In the age of public cloud computing, instead of buying and maintaining own assets, the model of renting only the required amounts of (hardware) resources, thus eliminating unnecessary expenses generated by unutilized capacities becomes more and more popular. Further benefit is the opportunity to hand over our infrastructure operation and management, which are loosely-related to our objectives, to the cloud service provider.
Cloud service providers widely offer solutions to run dynamically scalable, high availability, interactive applications in a highly managed (PaaS – Platform as a Service) environment, but similar features dedicated to the also common batch processing loads are just starting to spread.
The goal of my thesis was to develop a batch execution framework built on top of the above mentioned scalable Azure services, which is capable of handling batches consisting of arbitrary compositions of .Net function calls, based on a declarative description, with optimized data movements between the compute nodes, as far as possible. I have separated the optimization logic as a swappable module for further development, and focused on constructing the surrounding ruleset, which can ensure its correct operation.
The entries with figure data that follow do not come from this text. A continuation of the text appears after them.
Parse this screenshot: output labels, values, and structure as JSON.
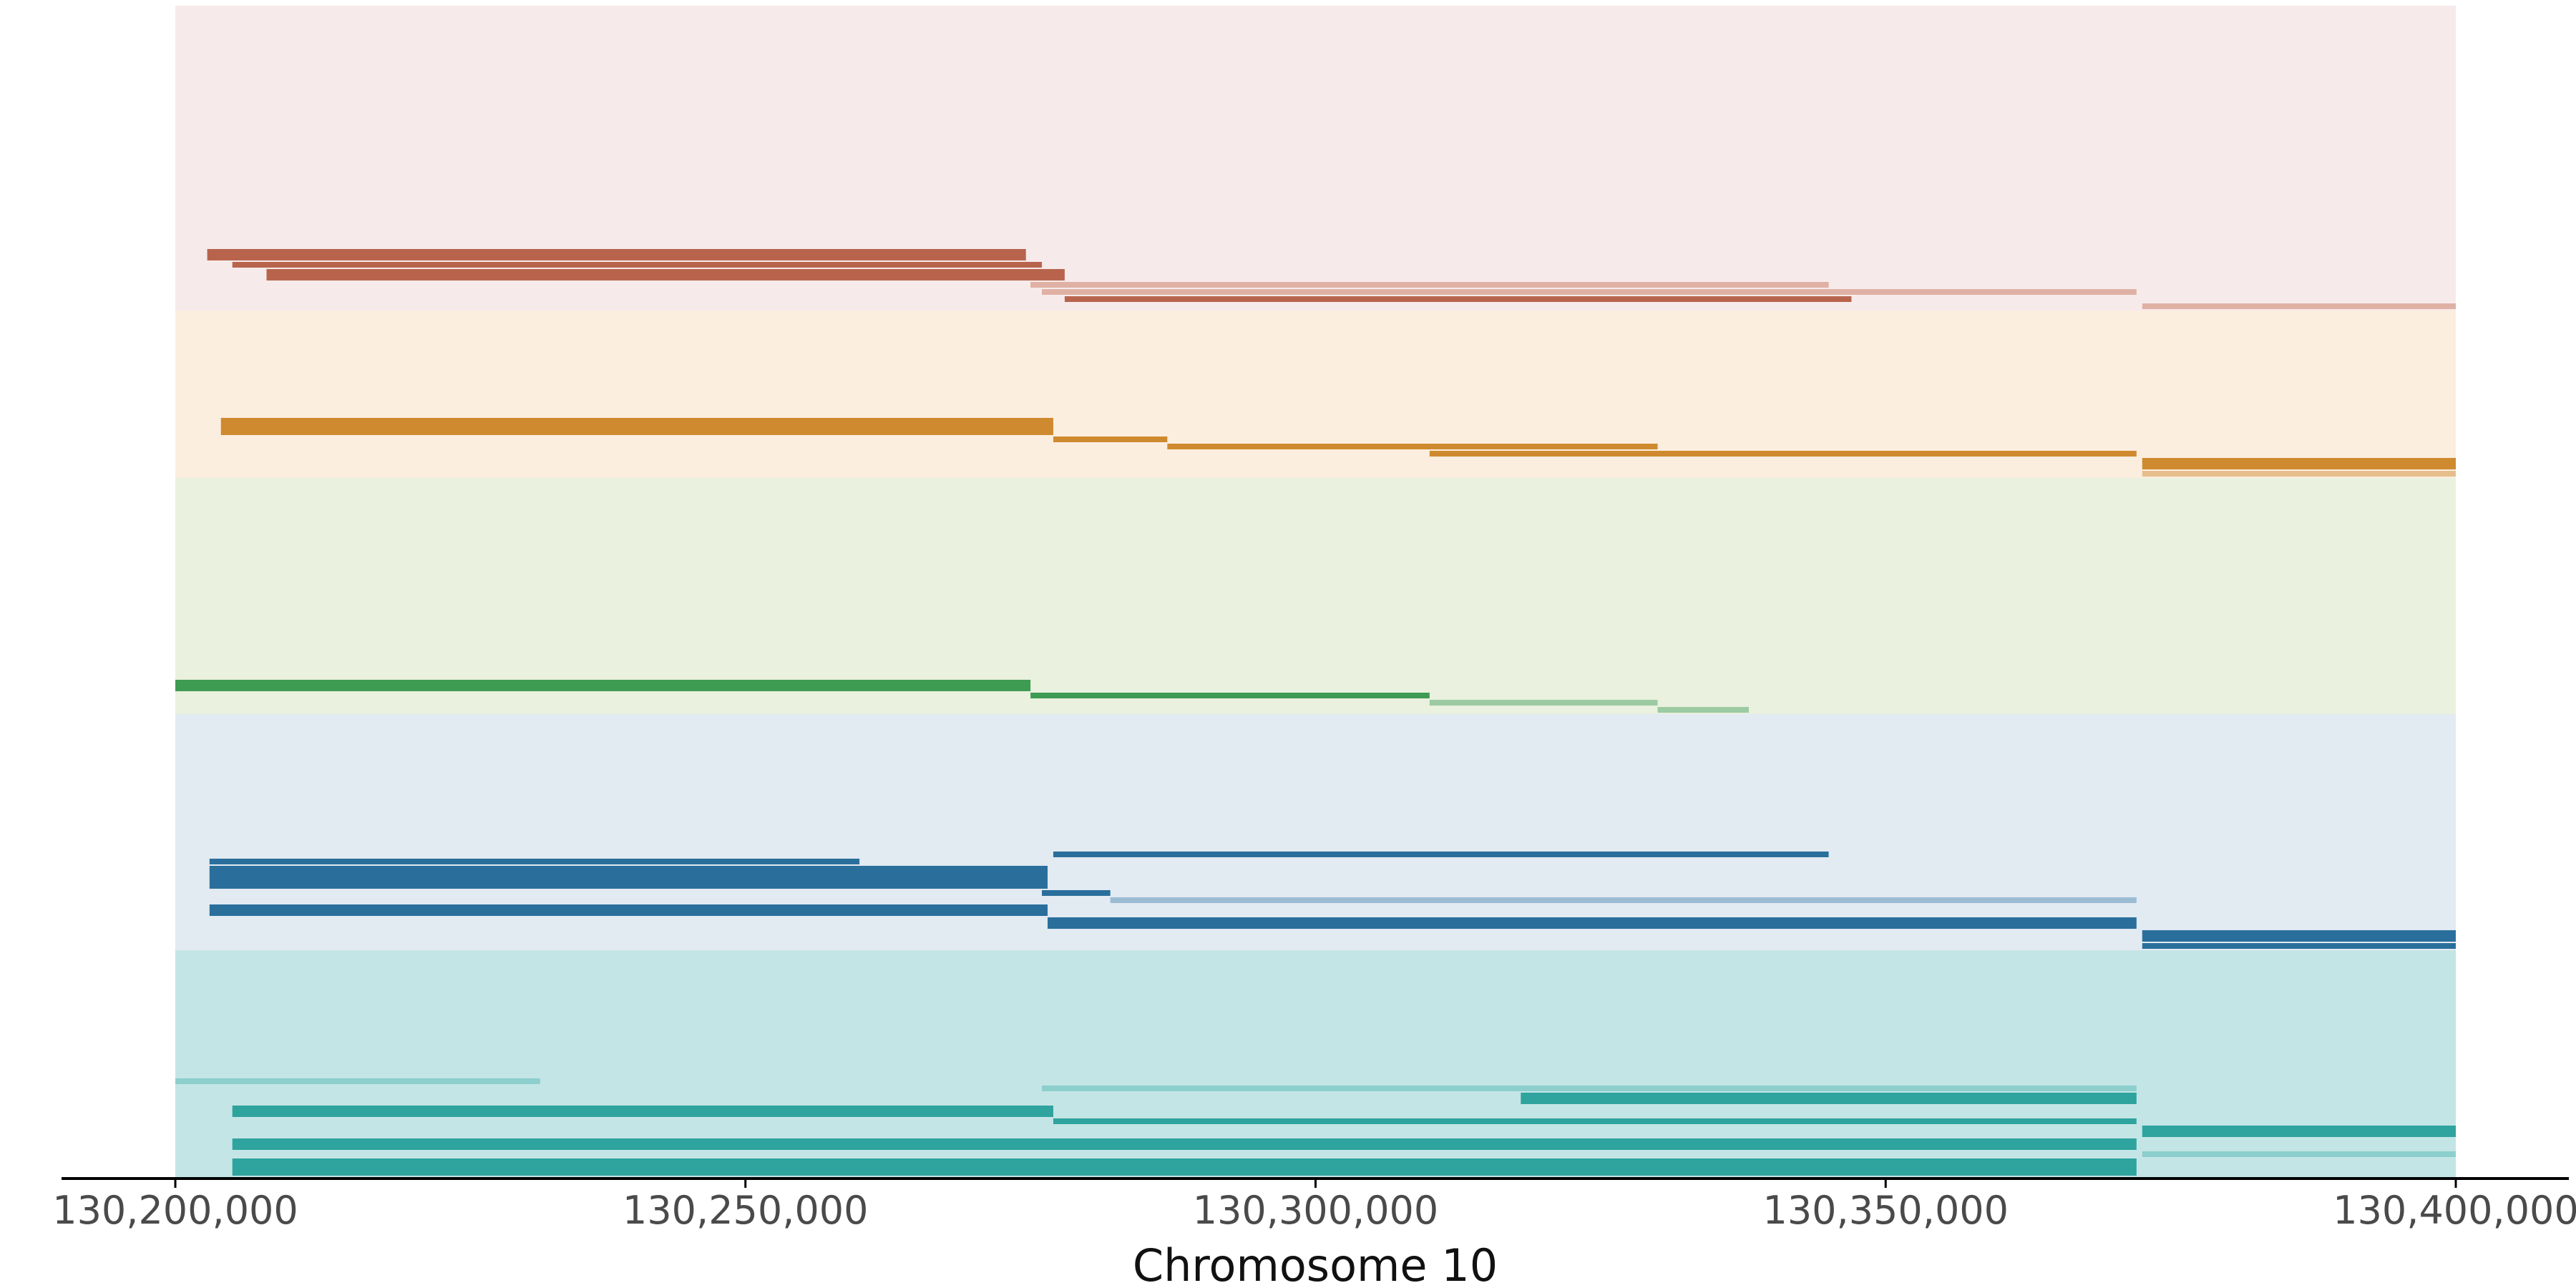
{
  "chart_data": {
    "type": "bar",
    "xlabel": "Chromosome 10",
    "ylabel": "",
    "xlim": [
      130200000,
      130400000
    ],
    "x_ticks": [
      130200000,
      130250000,
      130300000,
      130350000,
      130400000
    ],
    "x_tick_labels": [
      "130,200,000",
      "130,250,000",
      "130,300,000",
      "130,350,000",
      "130,400,000"
    ],
    "grid": false,
    "legend": "none",
    "bands": [
      {
        "bg": "#f7eaeb",
        "fg": "#b8644d",
        "light": "#dfb1a4",
        "segments": [
          {
            "s": 130202800,
            "e": 130274600,
            "w": 2
          },
          {
            "s": 130205000,
            "e": 130276000,
            "w": 1
          },
          {
            "s": 130208000,
            "e": 130278000,
            "w": 2
          },
          {
            "s": 130275000,
            "e": 130345000,
            "w": 1,
            "lt": 1
          },
          {
            "s": 130276000,
            "e": 130372000,
            "w": 1,
            "lt": 1
          },
          {
            "s": 130278000,
            "e": 130347000,
            "w": 1
          },
          {
            "s": 130372500,
            "e": 130400000,
            "w": 1,
            "lt": 1
          }
        ]
      },
      {
        "bg": "#fbeedf",
        "fg": "#cf8a2f",
        "light": "#e6be8c",
        "segments": [
          {
            "s": 130204000,
            "e": 130277000,
            "w": 3
          },
          {
            "s": 130277000,
            "e": 130287000,
            "w": 1
          },
          {
            "s": 130287000,
            "e": 130330000,
            "w": 1
          },
          {
            "s": 130310000,
            "e": 130372000,
            "w": 1
          },
          {
            "s": 130372500,
            "e": 130400000,
            "w": 2
          },
          {
            "s": 130372500,
            "e": 130400000,
            "w": 1,
            "lt": 1
          }
        ]
      },
      {
        "bg": "#eaf1de",
        "fg": "#3e9b52",
        "light": "#9ccba3",
        "segments": [
          {
            "s": 130200000,
            "e": 130275000,
            "w": 2
          },
          {
            "s": 130275000,
            "e": 130310000,
            "w": 1
          },
          {
            "s": 130310000,
            "e": 130330000,
            "w": 1,
            "lt": 1
          },
          {
            "s": 130330000,
            "e": 130338000,
            "w": 1,
            "lt": 1
          }
        ]
      },
      {
        "bg": "#e2eaf2",
        "fg": "#2a6f9c",
        "light": "#9cbcd4",
        "segments": [
          {
            "s": 130277000,
            "e": 130345000,
            "w": 1
          },
          {
            "s": 130203000,
            "e": 130260000,
            "w": 1
          },
          {
            "s": 130203000,
            "e": 130276500,
            "w": 4
          },
          {
            "s": 130276000,
            "e": 130282000,
            "w": 1
          },
          {
            "s": 130282000,
            "e": 130372000,
            "w": 1,
            "lt": 1
          },
          {
            "s": 130203000,
            "e": 130276500,
            "w": 2
          },
          {
            "s": 130276500,
            "e": 130372000,
            "w": 2
          },
          {
            "s": 130372500,
            "e": 130400000,
            "w": 2
          },
          {
            "s": 130372500,
            "e": 130400000,
            "w": 1
          }
        ]
      },
      {
        "bg": "#c4e5e6",
        "fg": "#2fa39e",
        "light": "#8ccfcc",
        "segments": [
          {
            "s": 130200000,
            "e": 130232000,
            "w": 1,
            "lt": 1
          },
          {
            "s": 130276000,
            "e": 130372000,
            "w": 1,
            "lt": 1
          },
          {
            "s": 130318000,
            "e": 130372000,
            "w": 2
          },
          {
            "s": 130205000,
            "e": 130277000,
            "w": 2
          },
          {
            "s": 130277000,
            "e": 130372000,
            "w": 1
          },
          {
            "s": 130372500,
            "e": 130400000,
            "w": 2
          },
          {
            "s": 130205000,
            "e": 130372000,
            "w": 2
          },
          {
            "s": 130372500,
            "e": 130400000,
            "w": 1,
            "lt": 1
          },
          {
            "s": 130205000,
            "e": 130372000,
            "w": 3
          }
        ]
      }
    ]
  }
}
In this document first I briefly introduce the utilized Azure services, along with two alternative solutions which are also available today as ready-for-use services, then based on the practical requirements I define the core concepts and features of the created system. Afterwards, I present the details of the architecture needed to realize those features, and explain some key points of the implementation. Finally, I give two simple examples to demonstrate the usage of the framework I have created.